Echoing ECA Mike, I am hoping Shawn Green gets his bat out of his tuchas before he’s dumped for clubhouse supplies and Lastings Milledge II: Electric Boogaloo hits right field. We the fans instinctively and fallibly believe in whoever isn’t in the lineup far more than the fellow who is. Milledge had a fine spring and still appears to be a stud prospect, but he’s not even a year removed from the rush job that had him .233ing and being the whirling dervish in Fenway. Ease him into the role, don’t fast-track him. Meanwhile, Green is a veteran hitter who deserves a few more benefits of the doubt than anyone seems to be giving him. Granted, he’s been blindly flailing the bat around like Wendy Torrance at the Overlook so far, but all I am saying is give Green a chance before hurrying Milledge back into a pressured position.

And does anyone else not like the way David Wright has looked at the plate – since say, last September?

On the non-Mets front, and back to the beautiful orchestration that was baseball on TV tonight, I managed to pause the Mets action and flip to three separate games’ final at-bats, all with the tying run at the plate or on base.
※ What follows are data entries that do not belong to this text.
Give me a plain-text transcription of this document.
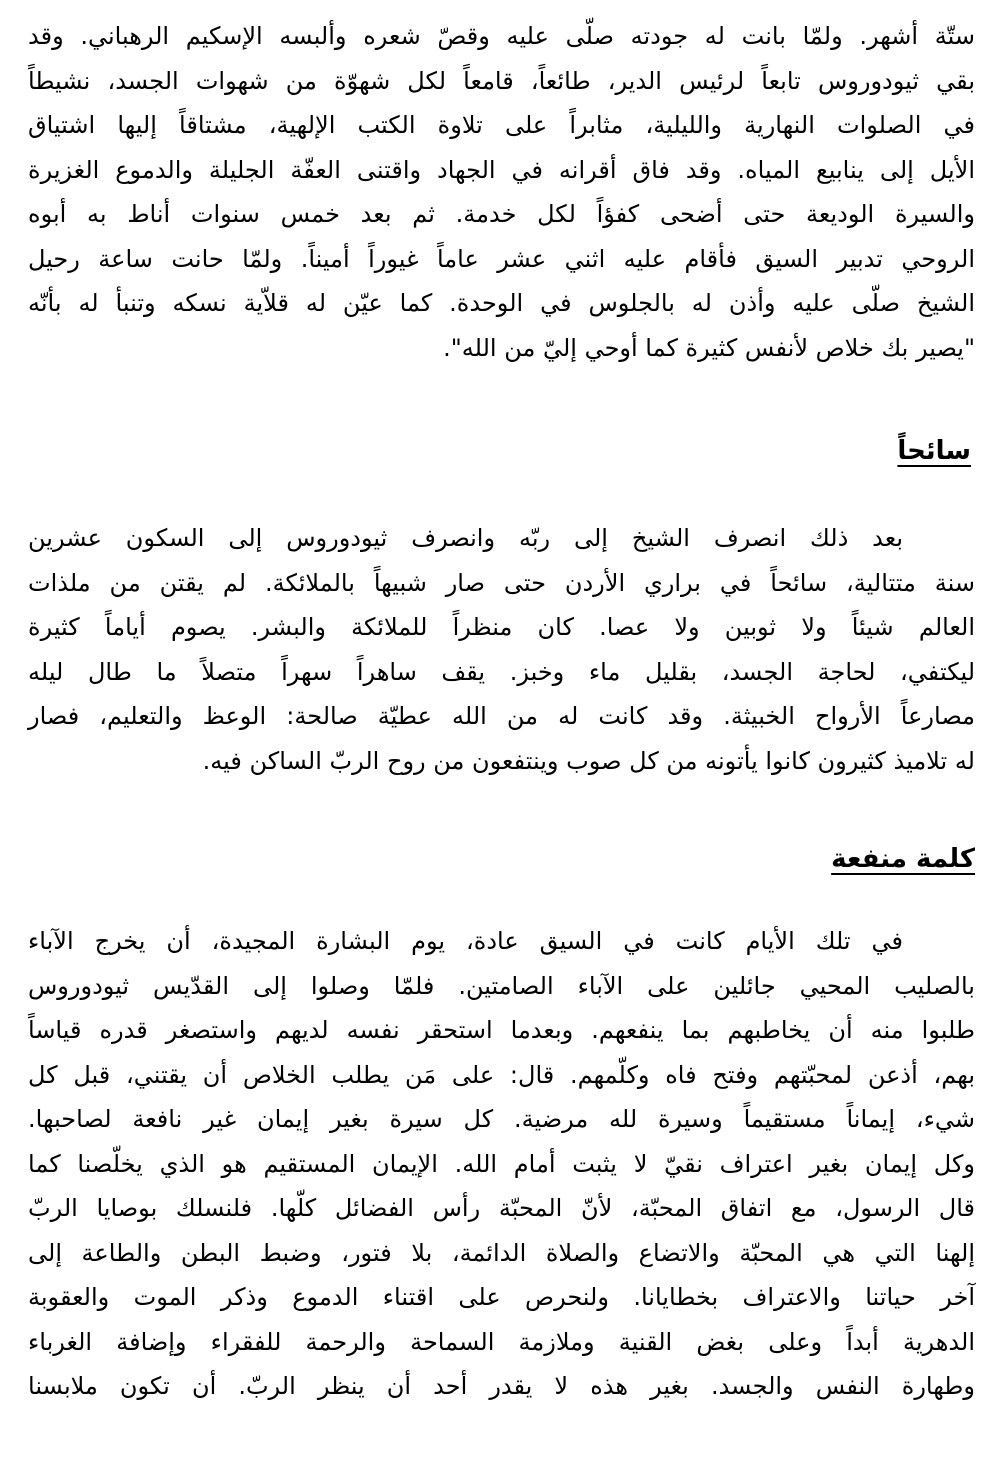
ستّة أشهر. ولمّا بانت له جودته صلّى عليه وقصّ شعره وألبسه الإسكيم الرهباني. وقد
بقي ثيودوروس تابعاً لرئيس الدير، طائعاً، قامعاً لكل شهوّة من شهوات الجسد، نشيطاً
في الصلوات النهارية والليلية، مثابراً على تلاوة الكتب الإلهية، مشتاقاً إليها اشتياق
الأيل إلى ينابيع المياه. وقد فاق أقرانه في الجهاد واقتنى العفّة الجليلة والدموع الغزيرة
والسيرة الوديعة حتى أضحى كفؤاً لكل خدمة. ثم بعد خمس سنوات أناط به أبوه
الروحي تدبير السيق فأقام عليه اثني عشر عاماً غيوراً أميناً. ولمّا حانت ساعة رحيل
الشيخ صلّى عليه وأذن له بالجلوس في الوحدة. كما عيّن له قلاّية نسكه وتنبأ له بأنّه
"يصير بك خلاص لأنفس كثيرة كما أوحي إليّ من الله".
سائحاً
بعد ذلك انصرف الشيخ إلى ربّه وانصرف ثيودوروس إلى السكون عشرين
سنة متتالية، سائحاً في براري الأردن حتى صار شبيهاً بالملائكة. لم يقتن من ملذات
العالم شيئاً ولا ثوبين ولا عصا. كان منظراً للملائكة والبشر. يصوم أياماً كثيرة
ليكتفي، لحاجة الجسد، بقليل ماء وخبز. يقف ساهراً سهراً متصلاً ما طال ليله
مصارعاً الأرواح الخبيثة. وقد كانت له من الله عطيّة صالحة: الوعظ والتعليم، فصار
له تلاميذ كثيرون كانوا يأتونه من كل صوب وينتفعون من روح الربّ الساكن فيه.
كلمة منفعة
في تلك الأيام كانت في السيق عادة، يوم البشارة المجيدة، أن يخرج الآباء
بالصليب المحيي جائلين على الآباء الصامتين. فلمّا وصلوا إلى القدّيس ثيودوروس
طلبوا منه أن يخاطبهم بما ينفعهم. وبعدما استحقر نفسه لديهم واستصغر قدره قياساً
بهم، أذعن لمحبّتهم وفتح فاه وكلّمهم. قال: على مَن يطلب الخلاص أن يقتني، قبل كل
شيء، إيماناً مستقيماً وسيرة لله مرضية. كل سيرة بغير إيمان غير نافعة لصاحبها.
وكل إيمان بغير اعتراف نقيّ لا يثبت أمام الله. الإيمان المستقيم هو الذي يخلّصنا كما
قال الرسول، مع اتفاق المحبّة، لأنّ المحبّة رأس الفضائل كلّها. فلنسلك بوصايا الربّ
إلهنا التي هي المحبّة والاتضاع والصلاة الدائمة، بلا فتور، وضبط البطن والطاعة إلى
آخر حياتنا والاعتراف بخطايانا. ولنحرص على اقتناء الدموع وذكر الموت والعقوبة
الدهرية أبداً وعلى بغض القنية وملازمة السماحة والرحمة للفقراء وإضافة الغرباء
وطهارة النفس والجسد. بغير هذه لا يقدر أحد أن ينظر الربّ. أن تكون ملابسنا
Great stuff. Of comedic note was old MLC punching bag Dan Wheeler blowing a lead and taking the loss against the Pirates – thanks to old friend Xavier Nady. I chuckled way too fervently to maintain my usually balanced karma, and even had to apologize to Mr. Wheeler while doing so. It just seems like every time I watch him, he implodes as if on cue. And it’s so much more amusing now that he does so for another ballclub.

And finally, if you didn’t see former Tide/Met Jason Tyner’s stolen base tonight (one that proved to be critical, as he became the winning run for the Twins), try to find it. He stumbled and dove about eight feet shy of second base, did the worm the rest of the way in, and was somehow safe because the throw was that wide. Highly entertaining.

John Maine versus Braden Looper (!) tomorrow night. Give me a sweep and an SNY broadcast and I’ll be a whirling dervish myself.

3 comments:

  1. I'm also worried about Wright. On the one hand, it's early; on the other, he hasn't hit for power in a long, long time. His eye seems as good as ever, but he's fouling off pitches he used to smash. Think he's injured?

    ReplyDelete
  2. Lord, I hope not. It could be that he's in his own head too much -- when he muscled up (conveniently following his HR Derby night) he couldn't hit for power, and now I think he's trying for a return to his old form . . . by not ever swinging for the fences -- which isn't working, either. I don't know what's worse, a nagging injury or a mental block, and I don't want to escalate the murmur of worry into anything that gets him thinking about it even more, but it's getting harder to ignore.

    ReplyDelete
  3. saw the tyner "effort", which was as amusing as you describe, though a bit of a blow to chico's bail bonds, as it made cabrera the loser in a game he didn't deserve to lose. nice effort by castillo on that one.